住金は原油採掘などに使うシームレスパイプが強く、さらに国内の鉄道用車輪・車軸ではシェア100%を持つ。

 二つ目は、神戸製鋼の売り上げに占める鉄鋼事業の小ささだ。同社の売上高の5割以上は機械、アルミ・銅、建設機械、電力卸供給、不動産などの非鉄鋼事業が占めている。それゆえ統合による相乗効果を生みづらい。

 新日鉄、住金による神戸製鋼への持ち分株合計は6.8%で筆頭株主となるものの、国内高炉大手で1社取り残された神戸製鋼が単独で生き残りを図るのは厳しい。特殊鋼メーカーとの連携を検討する可能性もある。

 JFEホールディングスも次なる一手を模索するはずだ。旧川崎製鉄と旧NKKの経営統合により、粗鋼生産量では新日鉄とほぼ肩を並べ、経常利益額では新日鉄を上回る。ようやく新日鉄の背中が見えた矢先、「野武士集団」といわれる旧川鉄の闘争心に再び火がつくかもしれない。韓国のポスコやインドの鉄鋼各社との関係などが注目される。

 また、将来的には、新日鉄、住金がさらなる再編に動く可能性もある。

 両社の粗鋼生産量合計は3842万トン。
中国の河北鋼鉄集団、上海宝鋼集団とほぼ横並びの世界2位グループの一角にとどまる。だが、アルセロールは7320万トンと、他社を大きく引き離している。

 さらに中国は政府の意向で鉄鋼メーカーの再編を進めており、「数年内に6000万~7000万トンのメーカーが複数台頭するだろう。新日鉄と住金が合併するだけでは不十分だ」(長井亨・アドバンストリサーチジャパン取締役)との指摘もある。
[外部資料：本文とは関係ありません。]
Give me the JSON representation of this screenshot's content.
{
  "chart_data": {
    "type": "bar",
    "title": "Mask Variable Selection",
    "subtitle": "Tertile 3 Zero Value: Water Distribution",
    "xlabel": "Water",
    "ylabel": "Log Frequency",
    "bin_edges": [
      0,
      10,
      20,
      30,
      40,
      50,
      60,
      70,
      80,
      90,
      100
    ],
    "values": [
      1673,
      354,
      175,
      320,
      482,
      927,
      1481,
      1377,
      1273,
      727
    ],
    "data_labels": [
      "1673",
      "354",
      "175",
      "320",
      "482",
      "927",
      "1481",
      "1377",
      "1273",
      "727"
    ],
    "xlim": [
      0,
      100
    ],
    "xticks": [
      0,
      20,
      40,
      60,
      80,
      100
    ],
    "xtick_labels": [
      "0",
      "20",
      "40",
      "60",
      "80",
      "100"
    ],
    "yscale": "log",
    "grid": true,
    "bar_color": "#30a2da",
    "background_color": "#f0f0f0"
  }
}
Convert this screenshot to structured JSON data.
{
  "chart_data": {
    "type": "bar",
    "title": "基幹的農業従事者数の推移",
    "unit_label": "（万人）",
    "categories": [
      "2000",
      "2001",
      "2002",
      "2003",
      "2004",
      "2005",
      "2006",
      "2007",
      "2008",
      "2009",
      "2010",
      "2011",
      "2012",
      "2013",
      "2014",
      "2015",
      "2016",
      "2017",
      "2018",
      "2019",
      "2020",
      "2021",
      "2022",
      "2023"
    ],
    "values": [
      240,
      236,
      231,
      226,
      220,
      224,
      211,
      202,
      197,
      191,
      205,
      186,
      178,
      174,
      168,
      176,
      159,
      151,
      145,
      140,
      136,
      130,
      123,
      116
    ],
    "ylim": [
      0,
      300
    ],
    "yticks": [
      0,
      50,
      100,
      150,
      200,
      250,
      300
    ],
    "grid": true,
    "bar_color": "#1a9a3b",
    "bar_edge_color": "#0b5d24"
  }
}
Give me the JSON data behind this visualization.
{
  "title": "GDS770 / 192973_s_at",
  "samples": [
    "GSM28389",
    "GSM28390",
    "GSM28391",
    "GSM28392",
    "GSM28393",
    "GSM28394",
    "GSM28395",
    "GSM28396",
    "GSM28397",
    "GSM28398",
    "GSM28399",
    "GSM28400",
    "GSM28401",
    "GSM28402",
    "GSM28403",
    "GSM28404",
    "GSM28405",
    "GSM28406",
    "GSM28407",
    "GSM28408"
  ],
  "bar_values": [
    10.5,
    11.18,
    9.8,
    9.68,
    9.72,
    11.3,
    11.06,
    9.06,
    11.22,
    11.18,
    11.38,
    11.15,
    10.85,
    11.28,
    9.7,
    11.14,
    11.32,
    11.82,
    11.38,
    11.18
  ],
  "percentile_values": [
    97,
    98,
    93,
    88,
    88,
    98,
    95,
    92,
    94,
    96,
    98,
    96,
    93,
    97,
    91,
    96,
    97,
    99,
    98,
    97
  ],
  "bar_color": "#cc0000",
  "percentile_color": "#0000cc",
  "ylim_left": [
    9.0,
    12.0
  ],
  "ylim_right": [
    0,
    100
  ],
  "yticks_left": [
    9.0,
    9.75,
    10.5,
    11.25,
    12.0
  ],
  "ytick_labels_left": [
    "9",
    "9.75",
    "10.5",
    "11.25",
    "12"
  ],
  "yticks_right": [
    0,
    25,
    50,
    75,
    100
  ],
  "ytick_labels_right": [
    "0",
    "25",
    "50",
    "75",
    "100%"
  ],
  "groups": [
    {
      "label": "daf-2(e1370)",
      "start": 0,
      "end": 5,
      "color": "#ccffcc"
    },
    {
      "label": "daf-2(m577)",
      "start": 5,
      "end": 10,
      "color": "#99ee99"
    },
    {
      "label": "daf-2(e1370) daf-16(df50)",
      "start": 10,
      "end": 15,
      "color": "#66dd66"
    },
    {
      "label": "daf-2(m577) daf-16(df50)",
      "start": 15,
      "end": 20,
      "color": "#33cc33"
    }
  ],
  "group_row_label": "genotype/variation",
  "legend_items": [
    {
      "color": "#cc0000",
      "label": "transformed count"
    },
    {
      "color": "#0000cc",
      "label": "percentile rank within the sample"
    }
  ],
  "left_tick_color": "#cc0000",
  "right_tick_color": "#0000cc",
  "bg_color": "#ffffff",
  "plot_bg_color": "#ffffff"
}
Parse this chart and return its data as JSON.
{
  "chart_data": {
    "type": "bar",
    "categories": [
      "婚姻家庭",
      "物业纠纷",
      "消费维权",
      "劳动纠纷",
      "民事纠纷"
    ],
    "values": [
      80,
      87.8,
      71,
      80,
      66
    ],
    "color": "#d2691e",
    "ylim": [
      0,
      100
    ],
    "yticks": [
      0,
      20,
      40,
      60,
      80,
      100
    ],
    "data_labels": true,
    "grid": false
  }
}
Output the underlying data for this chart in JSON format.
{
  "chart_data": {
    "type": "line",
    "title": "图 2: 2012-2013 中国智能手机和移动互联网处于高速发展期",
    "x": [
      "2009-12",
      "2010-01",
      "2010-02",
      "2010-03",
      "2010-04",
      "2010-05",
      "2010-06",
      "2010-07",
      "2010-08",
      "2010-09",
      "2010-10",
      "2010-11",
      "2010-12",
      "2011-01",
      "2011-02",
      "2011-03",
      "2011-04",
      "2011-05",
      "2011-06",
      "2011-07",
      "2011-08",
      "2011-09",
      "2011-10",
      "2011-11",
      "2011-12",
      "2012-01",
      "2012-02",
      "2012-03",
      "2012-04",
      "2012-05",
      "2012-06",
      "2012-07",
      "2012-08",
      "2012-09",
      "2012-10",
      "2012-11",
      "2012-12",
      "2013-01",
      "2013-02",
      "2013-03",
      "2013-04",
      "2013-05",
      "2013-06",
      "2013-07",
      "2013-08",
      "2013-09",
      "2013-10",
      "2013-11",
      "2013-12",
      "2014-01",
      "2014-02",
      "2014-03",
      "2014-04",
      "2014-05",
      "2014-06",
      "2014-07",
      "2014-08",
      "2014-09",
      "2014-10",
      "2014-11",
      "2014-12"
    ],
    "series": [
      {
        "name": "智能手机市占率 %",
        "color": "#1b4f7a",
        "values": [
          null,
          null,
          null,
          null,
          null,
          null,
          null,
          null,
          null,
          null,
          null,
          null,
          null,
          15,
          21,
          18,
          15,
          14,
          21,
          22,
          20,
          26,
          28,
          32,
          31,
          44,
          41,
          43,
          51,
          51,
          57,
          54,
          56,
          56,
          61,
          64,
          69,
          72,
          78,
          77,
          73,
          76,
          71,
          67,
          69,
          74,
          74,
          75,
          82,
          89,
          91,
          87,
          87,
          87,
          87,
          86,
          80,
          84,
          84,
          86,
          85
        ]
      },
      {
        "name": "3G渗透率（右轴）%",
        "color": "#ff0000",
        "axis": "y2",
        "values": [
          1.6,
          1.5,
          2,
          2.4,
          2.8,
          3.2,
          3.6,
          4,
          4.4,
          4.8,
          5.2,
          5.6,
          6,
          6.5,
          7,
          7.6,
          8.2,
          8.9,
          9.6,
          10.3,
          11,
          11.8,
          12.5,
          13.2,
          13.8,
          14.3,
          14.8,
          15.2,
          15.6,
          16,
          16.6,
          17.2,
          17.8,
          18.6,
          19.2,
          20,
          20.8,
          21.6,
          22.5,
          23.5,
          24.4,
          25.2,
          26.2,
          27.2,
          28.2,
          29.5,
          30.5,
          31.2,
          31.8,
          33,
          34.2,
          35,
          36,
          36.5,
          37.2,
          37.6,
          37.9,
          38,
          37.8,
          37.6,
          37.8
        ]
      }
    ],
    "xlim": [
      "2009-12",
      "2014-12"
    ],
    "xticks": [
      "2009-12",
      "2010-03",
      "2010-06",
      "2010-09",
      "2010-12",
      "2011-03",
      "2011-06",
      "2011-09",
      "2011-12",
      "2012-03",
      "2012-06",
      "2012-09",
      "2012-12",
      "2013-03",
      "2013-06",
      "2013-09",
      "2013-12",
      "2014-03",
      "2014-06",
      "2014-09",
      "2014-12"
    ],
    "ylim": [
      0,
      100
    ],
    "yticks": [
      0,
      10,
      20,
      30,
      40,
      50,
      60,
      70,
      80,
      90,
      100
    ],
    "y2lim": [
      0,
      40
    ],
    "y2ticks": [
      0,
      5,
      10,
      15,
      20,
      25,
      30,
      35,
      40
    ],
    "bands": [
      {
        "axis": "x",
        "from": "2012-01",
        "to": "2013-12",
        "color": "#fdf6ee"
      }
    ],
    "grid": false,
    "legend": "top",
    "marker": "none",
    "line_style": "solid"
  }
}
「量でトップになることは念頭にない。規模、技術、品質などの総合力でナンバーワンになりたい」(宗岡社長)とはいうものの、量でもトップグループにいなければ、「総合力トップ」の看板は掲げられない。

 いずれにせよ、両社はまだ合併検討のスタートラインについたばかりであり、中身を詰めるのはこれからだ。

「“ベスト・フォー・ザ・カンパニー”で意思決定する」(友野宏・住金社長)

 その言葉どおり、どこまでタブーを排して生産拠点の統廃合などを推し進め、また、拡大した資金力や人材を活用して海外展開を図るのか。合併の成否は、鉄鋼業界のみならず、国内産業が復活するための試金石にもなる。